L'ultimo capitolo affronta il tema della giustizia extraordinaria, esercitata da professionisti giunti a Lucca, il cui potere di sentenziare era affidato dagli Anziani. È questo il caso di ser Scherlatto, attivo tra il 1342 e il 1346, al cui arbitrium fu affidato il pronunciamento di sentenze tramite processi sommari. Nel medesimo torno di anni il compito di mantenere la sicurezza sul territorio lucchese, tradizionalmente esercitato dal Capitano di Custodia, fu così suddiviso: a questi fu lasciato come ambito di azione la città, mentre fu istituito un nuovo ufficiale giudiziario per la sorveglianza del contado (Bargello), il quale fu assai zelante nel contrasto dei banditi (banniti). Negli anni Settanta del secolo fu, invece, ricostituito il Consiglio generale composto da 180 membri, nel cui seno fu individuato un maius regimen (forse il podestà), incaricato di esercitare la giustizia per conto degli Anziani. Durante il regime popolare, a essere investito di tale ruolo fu dal 1392 il Capitano del popolo.

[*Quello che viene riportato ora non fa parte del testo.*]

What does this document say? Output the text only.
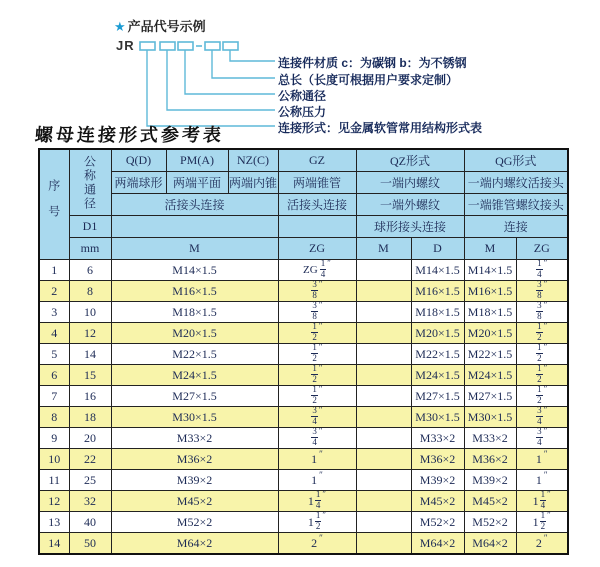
★ 产品代号示例
JR
连接件材质 c：为碳钢 b：为不锈钢
总长（长度可根据用户要求定制）
公称通径
公称压力
连接形式：见金属软管常用结构形式表
螺母连接形式参考表
序号	公称通径	Q(D)	PM(A)	NZ(C)	GZ	QZ形式		QG形式	
		两端球形	两端平面	两端内锥	两端锥管	一端内螺纹		一端内螺纹活接头	
		活接头连接			活接头连接	一端外螺纹		一端锥管螺纹接头	
	D1					球形接头连接		连接	
	mm	M			ZG	M	D	M	ZG
1	6	M14×1.5			ZG $\frac{1}{4} ''$		M14×1.5	M14×1.5	$\frac{1}{4} ''$
2	8	M16×1.5			$\frac{3}{8} ''$		M16×1.5	M16×1.5	$\frac{3}{8} ''$
3	10	M18×1.5			$\frac{3}{8} ''$		M18×1.5	M18×1.5	$\frac{3}{8} ''$
4	12	M20×1.5			$\frac{1}{2} ''$		M20×1.5	M20×1.5	$\frac{1}{2} ''$
5	14	M22×1.5			$\frac{1}{2} ''$		M22×1.5	M22×1.5	$\frac{1}{2} ''$
6	15	M24×1.5			$\frac{1}{2} ''$		M24×1.5	M24×1.5	$\frac{1}{2} ''$
7	16	M27×1.5			$\frac{1}{2} ''$		M27×1.5	M27×1.5	$\frac{1}{2} ''$
8	18	M30×1.5			$\frac{3}{4} ''$		M30×1.5	M30×1.5	$\frac{3}{4} ''$
9	20	M33×2			$\frac{3}{4} ''$		M33×2	M33×2	$\frac{3}{4} ''$
10	22	M36×2			1 ″		M36×2	M36×2	1 ″
11	25	M39×2			1 ″		M39×2	M39×2	1 ″
12	32	M45×2			$1 \frac{1}{4} ''$		M45×2	M45×2	$1 \frac{1}{4} ''$
13	40	M52×2			$1 \frac{1}{2} ''$		M52×2	M52×2	$1 \frac{1}{2} ''$
14	50	M64×2			2 ″		M64×2	M64×2	2 ″
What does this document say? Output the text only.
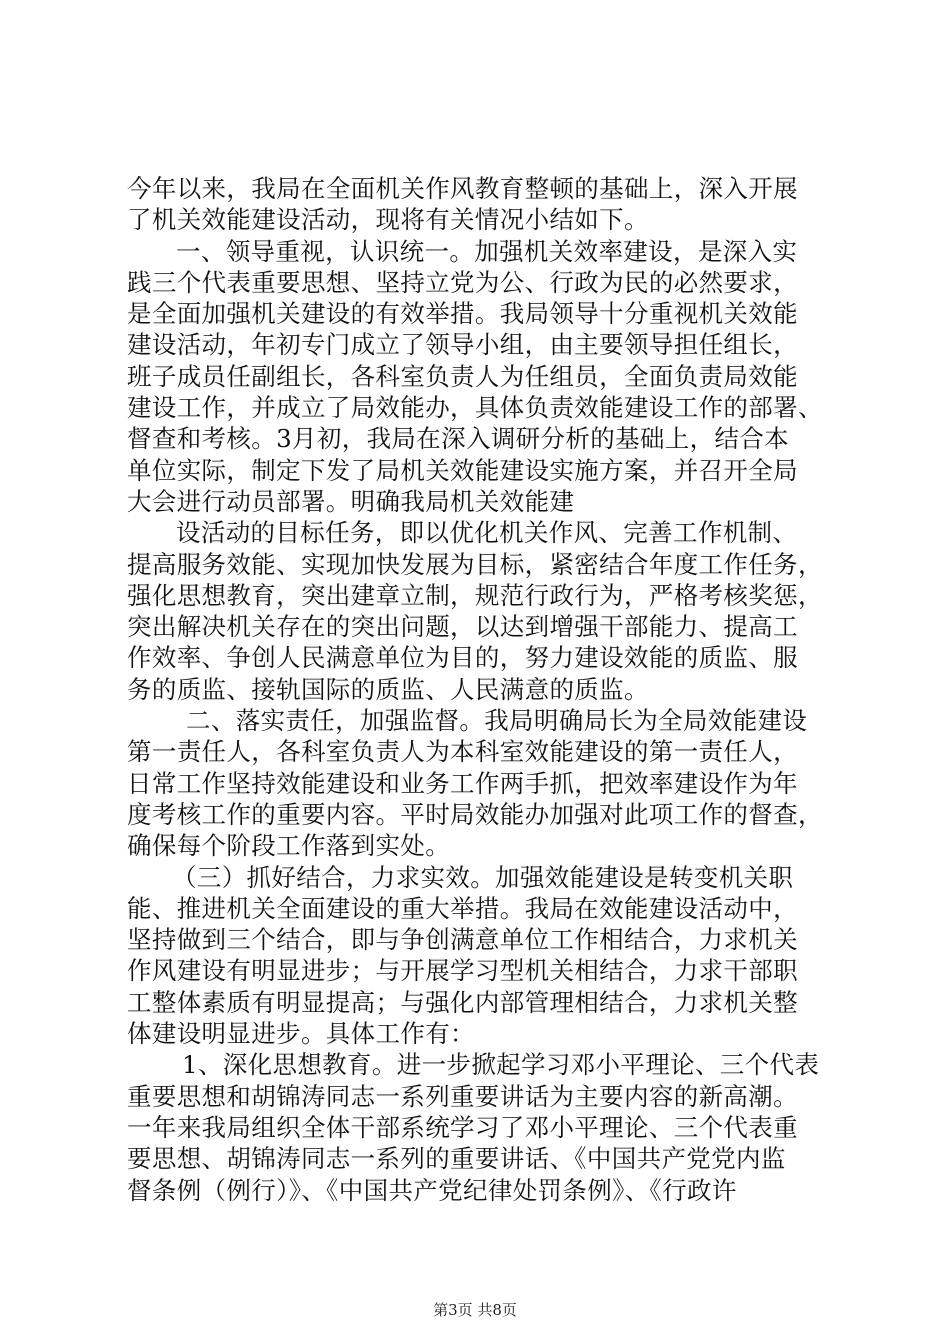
今年以来，我局在全面机关作风教育整顿的基础上，深入开展
了机关效能建设活动，现将有关情况小结如下。
一、领导重视，认识统一。加强机关效率建设，是深入实
践三个代表重要思想、坚持立党为公、行政为民的必然要求，
是全面加强机关建设的有效举措。我局领导十分重视机关效能
建设活动，年初专门成立了领导小组，由主要领导担任组长，
班子成员任副组长，各科室负责人为任组员，全面负责局效能
建设工作，并成立了局效能办，具体负责效能建设工作的部署、
督查和考核。3月初，我局在深入调研分析的基础上，结合本
单位实际，制定下发了局机关效能建设实施方案，并召开全局
大会进行动员部署。明确我局机关效能建
设活动的目标任务，即以优化机关作风、完善工作机制、
提高服务效能、实现加快发展为目标，紧密结合年度工作任务，
强化思想教育，突出建章立制，规范行政行为，严格考核奖惩，
突出解决机关存在的突出问题，以达到增强干部能力、提高工
作效率、争创人民满意单位为目的，努力建设效能的质监、服
务的质监、接轨国际的质监、人民满意的质监。
二、落实责任，加强监督。我局明确局长为全局效能建设
第一责任人，各科室负责人为本科室效能建设的第一责任人，
日常工作坚持效能建设和业务工作两手抓，把效率建设作为年
度考核工作的重要内容。平时局效能办加强对此项工作的督查，
确保每个阶段工作落到实处。
（三）抓好结合，力求实效。加强效能建设是转变机关职
能、推进机关全面建设的重大举措。我局在效能建设活动中，
坚持做到三个结合，即与争创满意单位工作相结合，力求机关
作风建设有明显进步；与开展学习型机关相结合，力求干部职
工整体素质有明显提高；与强化内部管理相结合，力求机关整
体建设明显进步。具体工作有：
1、深化思想教育。进一步掀起学习邓小平理论、三个代表
重要思想和胡锦涛同志一系列重要讲话为主要内容的新高潮。
一年来我局组织全体干部系统学习了邓小平理论、三个代表重
要思想、胡锦涛同志一系列的重要讲话、《中国共产党党内监
督条例（例行）》、《中国共产党纪律处罚条例》、《行政许
第3页 共8页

Il volume si chiude con stimolanti riflessioni sul rapporto tra giustizia, partecipazione e bene comune. Tali riflessioni prendono certo spunto dalla Lucca trecentesca ma, al contempo, pongono agli studiosi di storia (e non solo) questioni di estrema attualità, quali il contributo del popolo allo sviluppo delle istituzioni e alla vita del comune, nonché la reciproca influenza tra esercizio della giustizia e interessi politici. In conclusione, il lavoro di Nakaya, esito di lunghe e pazienti ricerche archivistiche, offre un affresco ricco e dettagliato, la cui fruizione è agevolata da tre carte geografiche, numerosi grafici e una linea cronologica; ancora meglio sarebbe stato, tuttavia, disporre di un indice dei numerosi nomi e luoghi citati.

Annotazioni:

[1] Andrea Zorzi: L'amministrazione della giustizia penale nella Repubblica fiorentina. Aspetti e problemi, Firenze 1988 (Biblioteca di storia toscana 1, 23); Massimo Vallerani: Il sistema giudiziario del comune di Perugia. Conflitti, reati e processi nella seconda metà del XIII secolo, Perugia 1991 (Bollettino della Deputazione di Storia Patria per l'Umbria. Appendici 14); Sara Menzinger: Giuristi e politica nei comuni di Popolo. Siena, Perugia e Bologna, tre governi a confronto, Roma 2006 (Ius nostrum 34).

[2] Emanuele Conte / Sara Menzinger: La Summa Trium Librorum di Rolando da Lucca (1195-1234). Fisco, politica, scientia iuris, Roma 2012 (Ricerche dell'Istituto Storico Germanico di Roma 8).